Over nearly 10 minutes of compelling airtime, Heins worked at all three.
He told Galloway:
We’re building a whole new mobile computing platform and that is a huge program that we are going through with the company. We’re doing in probably 18 to 20 months what others have used 24 to 36 months for. So, the whole company is focused around it, and while we do this, we are still very focused on selling BlackBerry 7 … So this whole company is going through an orientation of new focuses – around corporate customers, around consumers, around a whole new software platform, and that is quite a challenge to the company.
While RIM has worked to compress its calendar, it nonetheless has been forced to delay the launch of the BlackBerry 10 platform from the fourth quarter of 2012 to the first quarter of next year. During the company’s 28 June earnings call, Heins announced the delay, a quarterly loss of more than $500 million (£333m) and that the company, as expected, will be letting 5,000 employees go.
Delayed OS
When Galloway asked why the delay, Heins responded that he, too, was disappointed, but given all that is riding on BlackBerry 10, it must be “of the highest quality,” with no compromises.
Heins continued:
Could we have rushed it out? Probably, yes.

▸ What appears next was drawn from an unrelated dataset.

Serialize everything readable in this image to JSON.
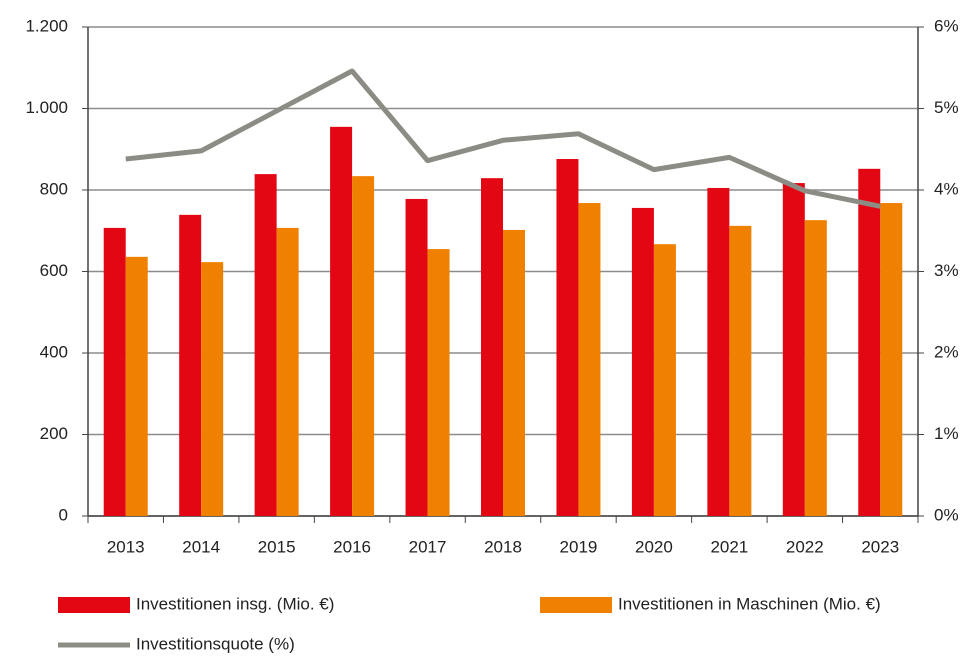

But the point is, it’s a new platform for the next 10 years. We want it to be stable, we want it to be reliable, we want it to be of the highest quality. And in the light of this, I think a delay of two months is disappointing, and all the teams are disappointed, but they will continue working hard, get it out in the first quarter, and get it right.
Galloway was quick to point out that that delays have become a RIM hallmark – and here he made for some excitingly uncomfortable conversation, telling Heins that in six months’ time, when BlackBerry 10 is ready to come out, RIM may not even be around.
Heins calmly responded:
Software development is always a very huge task. And as I said, we are not just upgrading from one version to another, we are building a whole new platform. Nothing in BlackBerry 10 is like it was on the BlackBerry OS, so please understand the size and the sheer amount of work that the teams are going through.
Will the company be around? As I said, the next quarters are going to be difficult, but we will still continue to grow in the rest of the world. We will face our challenges in the US in the next six months, I understand that. But I am positive that when we launch BlackBerry 10, there will be huge support from our carrier partners, from our enterprise customers and that we will reemerge – specifically in the US and in Canada – as a very strong player, not just in the smartphone market but also emerging into the mobile computing market.